Dabei darf ich noch hinzufügen, dass der betreffende Lokalpolitiker von der thailändischen Öffentlichkeit beileibe nicht besonders geliebt wird. Er entstammt nämlich einer einflussreichen Familie, deren Oberhaupt [also sein Vater] aufgrund einer Anklage wegen Korruption vor rund fünf Jahren nach Kambodscha flüchtete. [Inzwischen wurde der Betreffende übrigens in absentia von einem thailändischen Gericht zu 15 Jahren Freiheitsstrafe verurteilt. Er befindet sich jedoch nach wie vor im Ausland.]

Die Sängerin – also die erste Ehefrau des Lokalpolitikers – wird in dem ganzen Drama allerdings als das eigentliche Opfer angesehen, nachdem die jüngere und attraktivere Janie ihr angeblich den Gatten entfremdet und entrissen hatte. In den thailändischen Medien wurde dieser Umstand recht blumenhaft mit „[Janie hat] die Zuneigung des Mannes an sich gelockt“ umschrieben. Ist das nicht wundervoll? Man könnte fast glauben, thailändische Männer hätten überhaupt keinen Einfluss darauf, wem sich ihre Zuneigung zuwendet und sie werden auch nicht verunglimpft, wenn diese Zuneigung, der sie ja nicht selber Herr sind, von der Ehegattin an eine andere Frau weiterwandert.

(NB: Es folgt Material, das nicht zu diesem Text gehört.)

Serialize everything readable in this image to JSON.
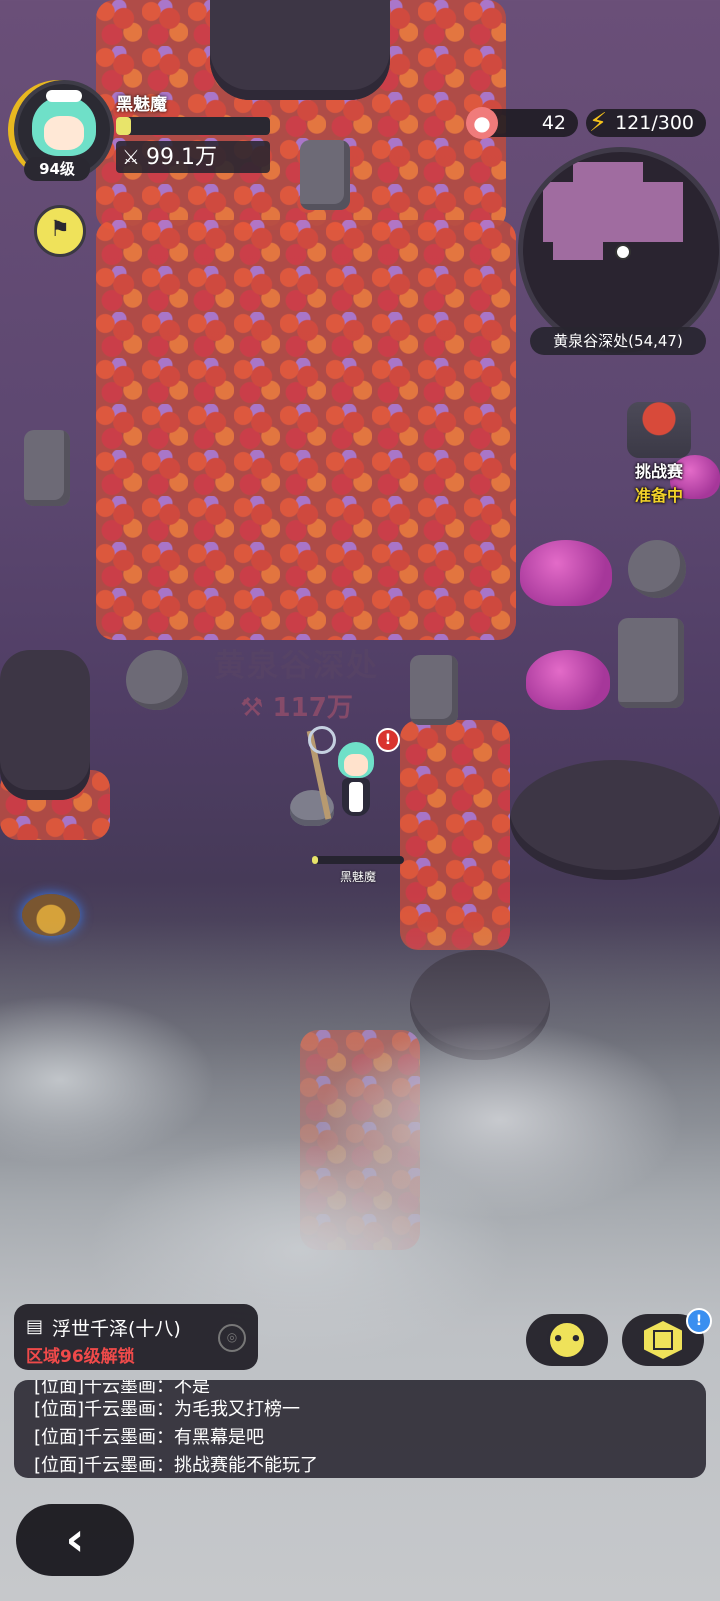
{
  "player": {
    "name": "黑魅魔",
    "level": "94级",
    "power": "99.1万",
    "hp_fraction": 0.1
  },
  "resources": {
    "peach": {
      "icon": "peach-icon",
      "value": "42"
    },
    "energy": {
      "icon": "lightning-icon",
      "value": "121/300"
    }
  },
  "minimap": {
    "location_label": "黄泉谷深处(54,47)"
  },
  "zone_watermark": {
    "name": "黄泉谷深处",
    "power": "117万"
  },
  "character": {
    "name": "黑魅魔",
    "alert": "!"
  },
  "event": {
    "title": "挑战赛",
    "status": "准备中"
  },
  "next_zone": {
    "title": "浮世千泽(十八)",
    "unlock_text": "区域96级解锁"
  },
  "chat": {
    "lines": [
      "[位面]千云墨画：不是",
      "[位面]千云墨画：为毛我又打榜一",
      "[位面]千云墨画：有黑幕是吧",
      "[位面]千云墨画：挑战赛能不能玩了"
    ]
  },
  "buttons": {
    "emoji": "emoji-icon",
    "box": "cube-box-icon",
    "box_badge": "!",
    "back": "back-arrow-icon",
    "flag": "flag-icon"
  },
  "colors": {
    "accent_yellow": "#efe25a",
    "alert_red": "#d9342f",
    "unlock_red": "#ef4a4a",
    "event_yellow": "#f1d12a"
  }
}
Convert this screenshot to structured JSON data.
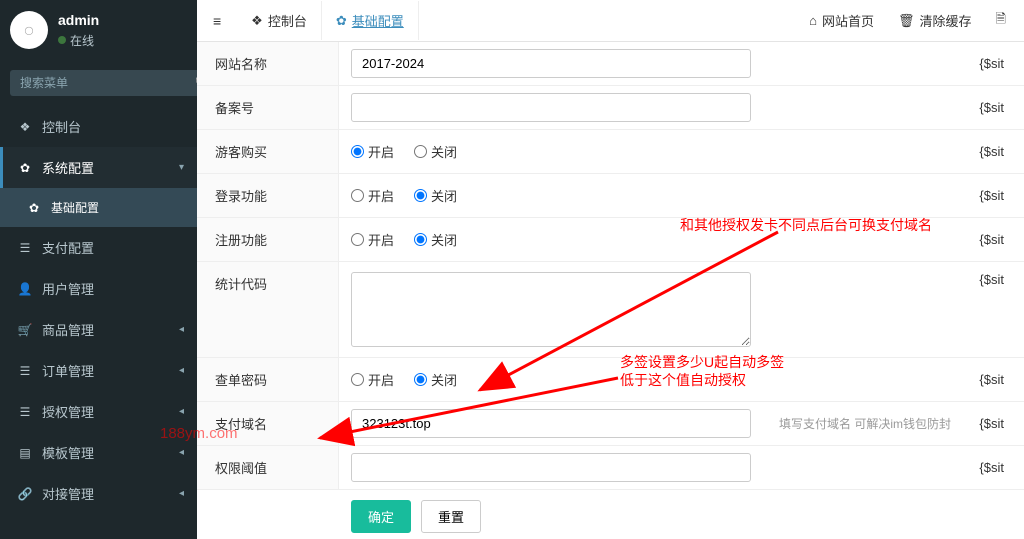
{
  "user": {
    "name": "admin",
    "status": "在线"
  },
  "search": {
    "placeholder": "搜索菜单"
  },
  "menu": {
    "console": "控制台",
    "system": "系统配置",
    "basic": "基础配置",
    "pay": "支付配置",
    "users": "用户管理",
    "goods": "商品管理",
    "orders": "订单管理",
    "auth": "授权管理",
    "tpl": "模板管理",
    "dock": "对接管理"
  },
  "tabs": {
    "console": "控制台",
    "basic": "基础配置"
  },
  "topbar": {
    "home": "网站首页",
    "clear": "清除缓存"
  },
  "form": {
    "site_name_label": "网站名称",
    "site_name_value": "2017-2024",
    "icp_label": "备案号",
    "icp_value": "",
    "guest_buy_label": "游客购买",
    "login_label": "登录功能",
    "register_label": "注册功能",
    "stats_label": "统计代码",
    "stats_value": "",
    "query_pwd_label": "查单密码",
    "pay_domain_label": "支付域名",
    "pay_domain_value": "323123t.top",
    "pay_domain_hint": "填写支付域名 可解决im钱包防封",
    "threshold_label": "权限阈值",
    "threshold_value": "",
    "radio_on": "开启",
    "radio_off": "关闭",
    "var_hint": "{$sit"
  },
  "buttons": {
    "submit": "确定",
    "reset": "重置"
  },
  "annot": {
    "note1": "和其他授权发卡不同点后台可换支付域名",
    "note2a": "多签设置多少U起自动多签",
    "note2b": "低于这个值自动授权",
    "watermark": "188ym.com"
  }
}
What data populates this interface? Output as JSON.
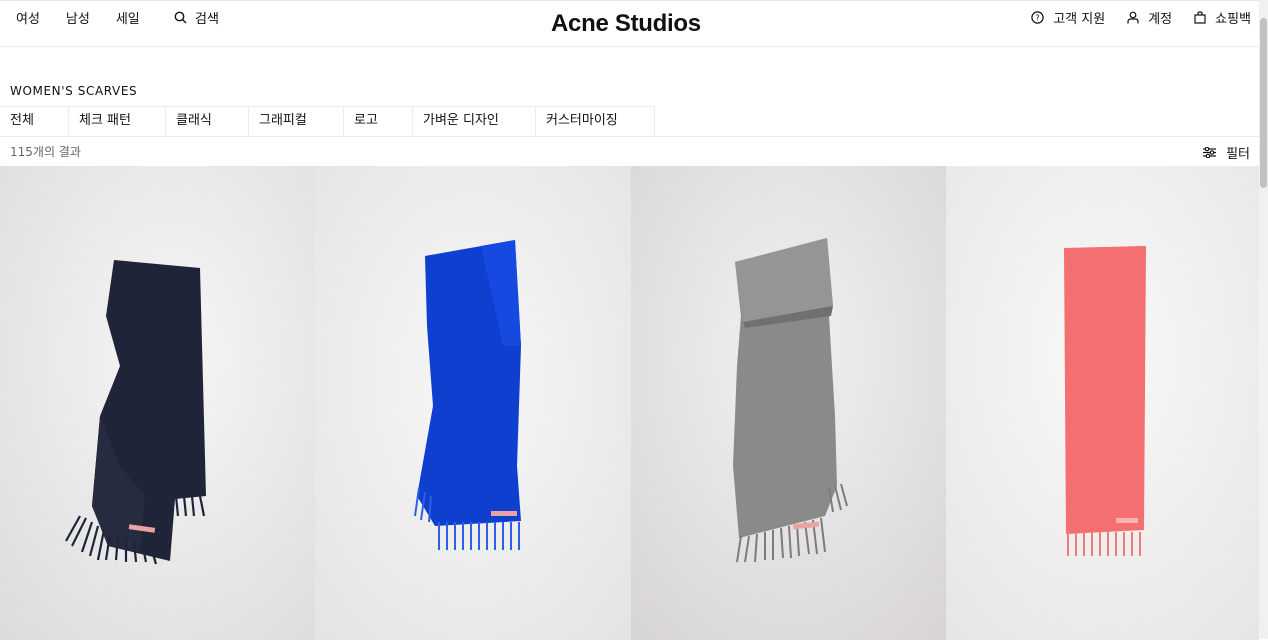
{
  "header": {
    "nav_left": [
      "여성",
      "남성",
      "세일"
    ],
    "search_label": "검색",
    "logo": "Acne Studios",
    "support_label": "고객 지원",
    "account_label": "계정",
    "bag_label": "쇼핑백"
  },
  "page": {
    "heading": "WOMEN'S SCARVES",
    "tabs": [
      "전체",
      "체크 패턴",
      "클래식",
      "그래피컬",
      "로고",
      "가벼운 디자인",
      "커스터마이징"
    ],
    "results_text": "115개의 결과",
    "filter_label": "필터"
  },
  "products": [
    {
      "name": "navy-scarf",
      "color": "#1f2438",
      "background": "#ececec"
    },
    {
      "name": "blue-scarf",
      "color": "#0f3fcf",
      "background": "#ebebeb"
    },
    {
      "name": "grey-scarf",
      "color": "#8a8a8a",
      "background": "#e6e4e6"
    },
    {
      "name": "pink-scarf",
      "color": "#f46f6f",
      "background": "#f0efef"
    }
  ]
}
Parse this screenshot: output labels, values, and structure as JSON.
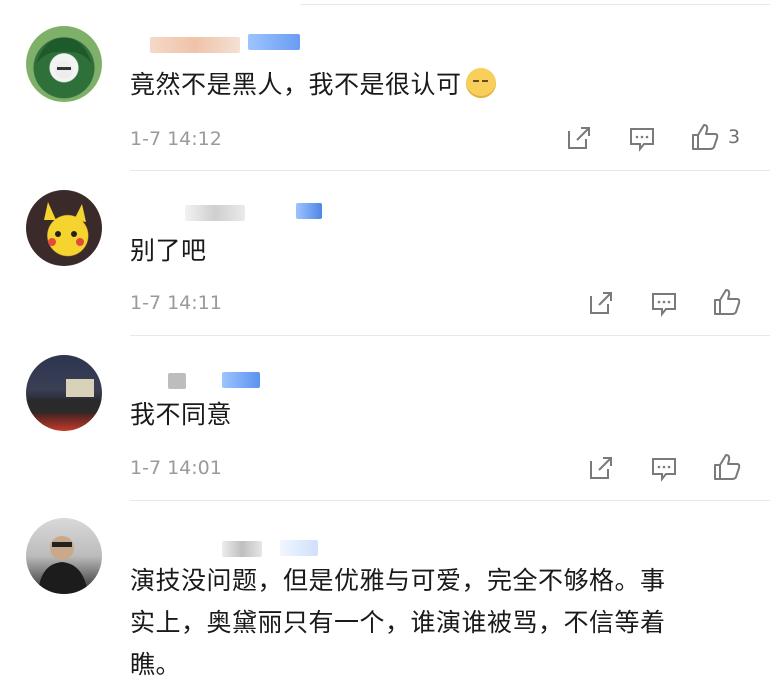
{
  "comments": [
    {
      "text": "竟然不是黑人，我不是很认可",
      "emoji": "dizzy-face-emoji",
      "time": "1-7 14:12",
      "likes": "3"
    },
    {
      "text": "别了吧",
      "time": "1-7 14:11",
      "likes": ""
    },
    {
      "text": "我不同意",
      "time": "1-7 14:01",
      "likes": ""
    },
    {
      "text_lines": [
        "演技没问题，但是优雅与可爱，完全不够格。事",
        "实上，奥黛丽只有一个，谁演谁被骂，不信等着",
        "瞧。"
      ]
    }
  ],
  "colors": {
    "text": "#1a1a1a",
    "meta": "#9a9a9a",
    "icon": "#7a7a7a",
    "badge": "#6a9cf2"
  },
  "icons": [
    "share-icon",
    "comment-icon",
    "like-icon"
  ]
}
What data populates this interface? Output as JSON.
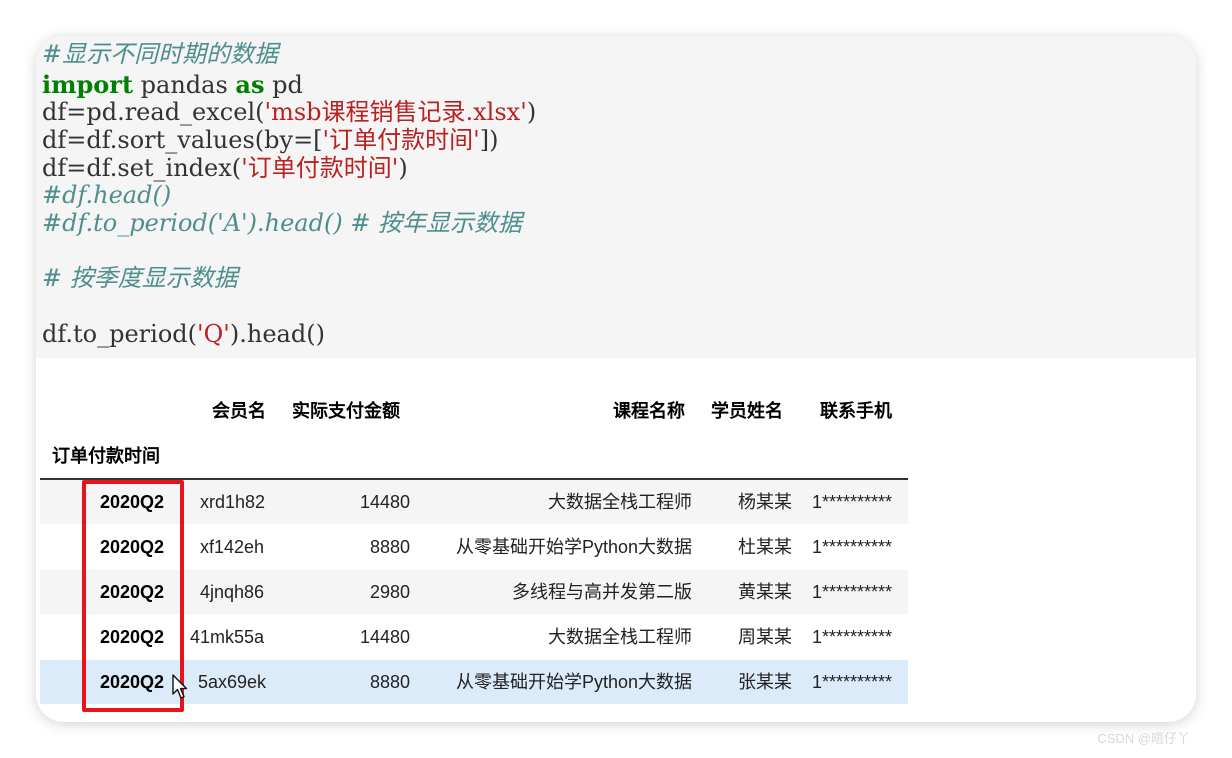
{
  "code_cell": {
    "lines": [
      {
        "segments": [
          {
            "cls": "cm",
            "text": "#显示不同时期的数据"
          }
        ]
      },
      {
        "segments": [
          {
            "cls": "kw",
            "text": "import"
          },
          {
            "cls": "",
            "text": " pandas "
          },
          {
            "cls": "kw",
            "text": "as"
          },
          {
            "cls": "",
            "text": " pd"
          }
        ]
      },
      {
        "segments": [
          {
            "cls": "",
            "text": "df=pd.read_excel("
          },
          {
            "cls": "st",
            "text": "'msb课程销售记录.xlsx'"
          },
          {
            "cls": "",
            "text": ")"
          }
        ]
      },
      {
        "segments": [
          {
            "cls": "",
            "text": "df=df.sort_values(by=["
          },
          {
            "cls": "st",
            "text": "'订单付款时间'"
          },
          {
            "cls": "",
            "text": "])"
          }
        ]
      },
      {
        "segments": [
          {
            "cls": "",
            "text": "df=df.set_index("
          },
          {
            "cls": "st",
            "text": "'订单付款时间'"
          },
          {
            "cls": "",
            "text": ")"
          }
        ]
      },
      {
        "segments": [
          {
            "cls": "cm",
            "text": "#df.head()"
          }
        ]
      },
      {
        "segments": [
          {
            "cls": "cm",
            "text": "#df.to_period('A').head() # 按年显示数据"
          }
        ]
      },
      {
        "segments": [
          {
            "cls": "cm",
            "text": "# 按季度显示数据"
          }
        ]
      },
      {
        "segments": [
          {
            "cls": "",
            "text": "df.to_period("
          },
          {
            "cls": "st",
            "text": "'Q'"
          },
          {
            "cls": "",
            "text": ").head()"
          }
        ]
      }
    ]
  },
  "table": {
    "columns": [
      "会员名",
      "实际支付金额",
      "课程名称",
      "学员姓名",
      "联系手机"
    ],
    "index_name": "订单付款时间",
    "rows": [
      {
        "index": "2020Q2",
        "cells": [
          "xrd1h82",
          "14480",
          "大数据全栈工程师",
          "杨某某",
          "1**********"
        ]
      },
      {
        "index": "2020Q2",
        "cells": [
          "xf142eh",
          "8880",
          "从零基础开始学Python大数据",
          "杜某某",
          "1**********"
        ]
      },
      {
        "index": "2020Q2",
        "cells": [
          "4jnqh86",
          "2980",
          "多线程与高并发第二版",
          "黄某某",
          "1**********"
        ]
      },
      {
        "index": "2020Q2",
        "cells": [
          "41mk55a",
          "14480",
          "大数据全栈工程师",
          "周某某",
          "1**********"
        ]
      },
      {
        "index": "2020Q2",
        "cells": [
          "5ax69ek",
          "8880",
          "从零基础开始学Python大数据",
          "张某某",
          "1**********"
        ]
      }
    ]
  },
  "watermark": "CSDN @晤仔丫",
  "colors": {
    "highlight": "#e8141c",
    "hover_row": "#dcebfa",
    "comment": "#4e8e8e",
    "keyword": "#008000",
    "string": "#ba2121"
  }
}
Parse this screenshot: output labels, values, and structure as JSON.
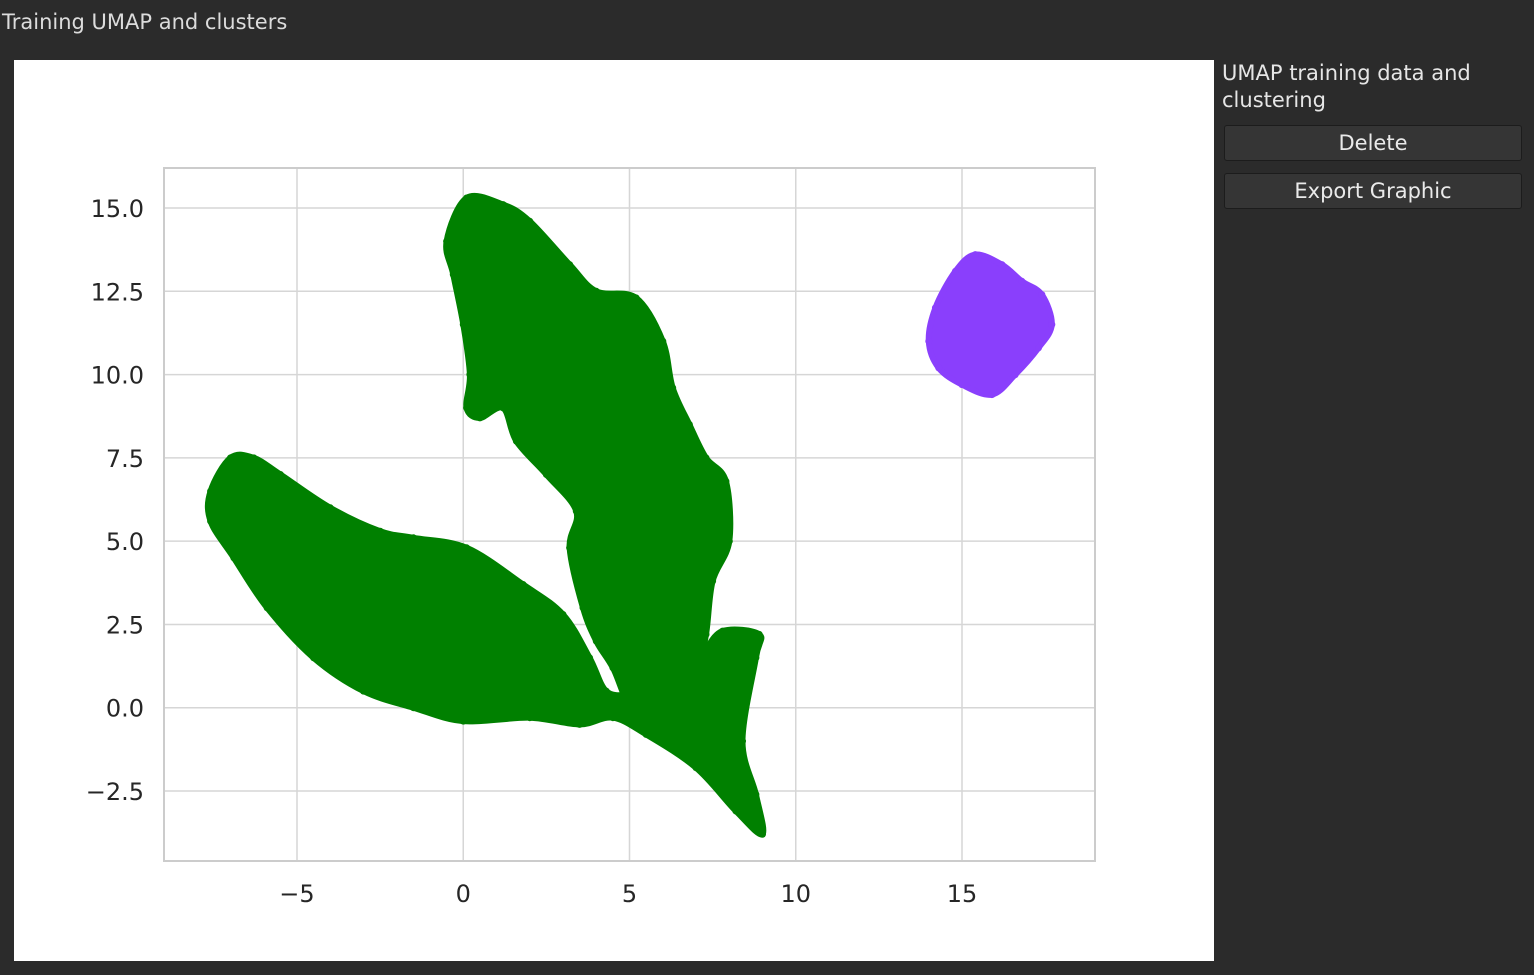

In Thailand ist es ein kulturelles Tabu, einer Frau den Ehemann zu stehlen. Wer es dennoch macht, darf sich keinerlei Mitgefühl erhoffen. Das entdeckte auch Janie als sie vor einem Jahr vor der versammelten Presse ihre Heiratsurkunde schwenkte unter dem Gerücht, sie wäre bereits schwanger von dem Lokalpolitiker. Ihn wiederum traf natürlich absolut keine Schuld, dass er seine Gattin verließ und lieber mit Janie anbändelte. Immerhin ist er ja genauso wie so ziemlich jeder andere thailändische Mann „nicht Herr seiner Zuneigung“, sondern sie wird stets nur von Frauen „weggelockt“.

Lediglich ein Jahr später wedelte Janie vor der Presse freilich mit Fotos ihres blutunterlaufenen Gesichts. Am letzten Montag [28. Juli] bestieg sie sodann ein Flugzeug in die Vereinigten Staaten – und noch bevor sie mit einer Scheidungsurkunde herumwedeln konnte.

Die Öffentlichkeit ergötzte sich nicht so sehr an der Genugtuung, dass Janie [von dem Politiker] körperlich angegriffen worden war, sondern vielmehr daran, dass sie den Angriff „redlich verdient“ hatte, denn er war selbstverständlich nur Konsequenz und Ausdruck des schlechten Karmas, das sie sich selber aufgebürdet hatte [Sie hatte die Zuneigung des Politikers zu sich gelockt!].

Deshalb nochmals zurück zur Frage „Kann Gewalt gegen Frauen jemals gerechtfertigt werden?“ Frauenrechtlerinnen mögen nun vielleicht laut aufheulen und sind sogar wie versteinert, zu hören, dass die Antwort auf diese Frage in einem Land, das die Heimat einiger der schönsten Frauen auf der Welt ist sowie einer Kultur, die Zuvorkommenheit und Höflichkeit über alles schätzt, leider nur ein lautes „Ja!“ sein kann. Möglicherweise hat es Thailand aber unbedingt nötig, seine kulturellen Wertauffassungen in dieser Hinsicht gründlich zu überholen und umzuformulieren.